Ora mi torna. E mi piace pensare che il senso della nostra vita sia anche questo, investire gli oggetti che ci circondano di sentimenti e ricordi, trasformarli in cose.


domenica 11 settembre 2011

Il clown che fece ridere un'intera città

Per chi non è fiorentino, e fiorentino di una certa età, il nome non dirà proprio nulla. Gratta? E chi era?

E anche per me, che soddisfo solo una delle due condizioni - non ho quell'età - è un nome che suona solo vagamente familiare. Come un anziano parente che da bambino hai fatto appena in tempo a incontrare, prima che se ne andasse. E che forse non hai nemmeno visto, solo che i ricordi si confondono con i desideri, con le rimozioni, con le parole che rimangono sospese intorno a una tavola, con le fotografie che forse ti sono passate sotto gli occhi.

Il Gratta era un clown. Un uomo di circo che per una vita portò in giro il suo piccolo, modestissimo spettacolo. In giro, si fa per dire, poi. Le sue tournée erano le periferie, i quartieri popolari, gli spazi ancora lasciati liberi dai centri commerciali e dalle altre colate di cemento.

Era un circo di poche cose: il giocoliere, la contorsionista, qualche numero da avanspettacolo. A volte nemmeno il tendone. Un circo da tempi di guerra, o da dopoguerra di macerie e stenti. Ma per i fiorentini il Gratta era il divertimento, la possibilità di evasione, la risata libera, finalmente, dopo l'incubo dei bombardamenti.

Era il circo che ti veniva incontro per riscattare una giornata storta, per alleviare le preoccupazioni, per strappare una risata a bambini con niente in tasca, per sciogliere la timidezza di una coppia alla sua prima uscita.

Questo libriccino di Polistampa, in gran parte fotografico, ci racconta Gratta e il suo circo, accompagnandoci così per mano in un tempo, come spiega Stefano De Rosa, povero ma autentico che non richiedeva difficili giochi di prestigio con la propria identità.

Poi, naturalmente, arrivò la televisione e tolse ogni incanto agli spettacoli del Gratta. Gli italiani divennero più ricchi e più esigenti. Più ricchi e anche più poveri di altre cose, certo.

E io che non ho mai avuto modo, ho nostalgia per quelle panche di legno, per quelle serate con il cocomero o lo zucchero filato, per quelle piazze che un clown poteva ancora trasformare con un tocco di inspiegabile magia.

lunedì 15 agosto 2011

Il poeta dimenticato e i pirati del Mediterraneo

 Capita che i personaggi dei libri ogni tanto tornino a bussare a sorpresa alla tua porta, come un amico che non rivedi da tantissimo tempo, che forse si è addirittura trasferito in un'altra città. Di tanto in tanto mi succede con Filippo Pananti, un poeta toscano "minore" (qualche anno fa gli ho dedicato un piccolo libro, Il Poeta e i pirati, edizioni Polistampa), più noto forse per essere stato portato schiavo ad Algeri dai pirati del Mediterraneo che per i suoi versi. Mi piace ricordarlo con una pagina che racconta la sua vita dopo la liberazione.
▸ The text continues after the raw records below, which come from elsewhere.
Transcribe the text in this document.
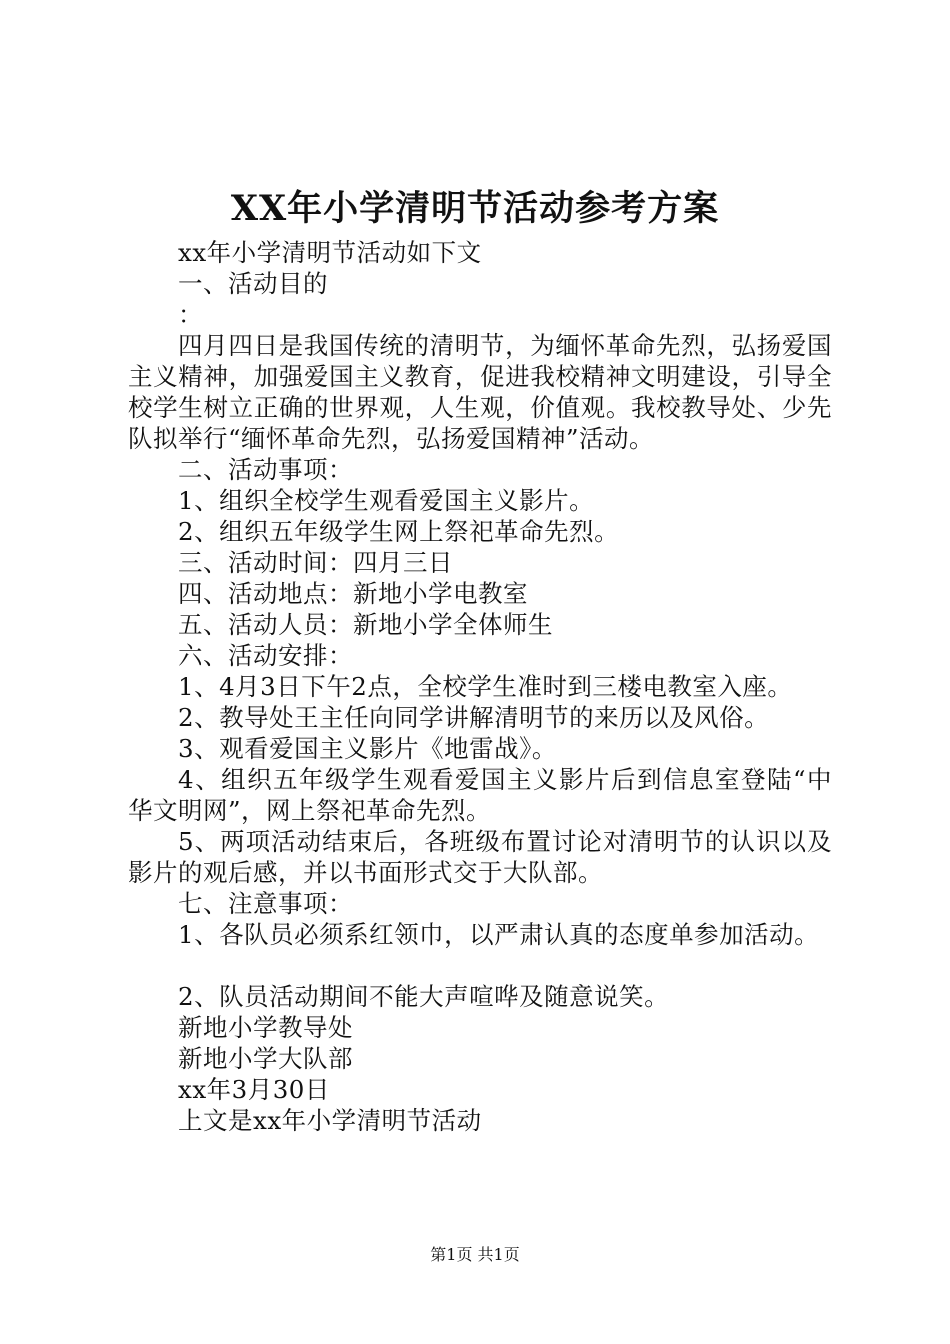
XX年小学清明节活动参考方案
xx年小学清明节活动如下文
一、活动目的
：

四月四日是我国传统的清明节，为缅怀革命先烈，弘扬爱国主义精神，加强爱国主义教育，促进我校精神文明建设，引导全校学生树立正确的世界观，人生观，价值观。我校教导处、少先队拟举行“缅怀革命先烈，弘扬爱国精神”活动。

二、活动事项：
1、组织全校学生观看爱国主义影片。
2、组织五年级学生网上祭祀革命先烈。
三、活动时间：四月三日
四、活动地点：新地小学电教室
五、活动人员：新地小学全体师生
六、活动安排：
1、4月3日下午2点，全校学生准时到三楼电教室入座。
2、教导处王主任向同学讲解清明节的来历以及风俗。
3、观看爱国主义影片《地雷战》。

4、组织五年级学生观看爱国主义影片后到信息室登陆“中华文明网”，网上祭祀革命先烈。

5、两项活动结束后，各班级布置讨论对清明节的认识以及影片的观后感，并以书面形式交于大队部。

七、注意事项：
1、各队员必须系红领巾，以严肃认真的态度单参加活动。
2、队员活动期间不能大声喧哗及随意说笑。
新地小学教导处
新地小学大队部
xx年3月30日
上文是xx年小学清明节活动
第1页 共1页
Gli anni che gli restano da vivere sono ancora molti, ma Filippo il tempo sa bene come ammazzarlo, sa come esorcizzare il male di vivere, come scampare alle ambizioni, agli impegni che ti impigliano e ti stritolano, allo stesso modo di Charlie Chaplin catturato dalle ruote dentate di Tempi Moderni. La sua è una lunga, dolce eutanasia.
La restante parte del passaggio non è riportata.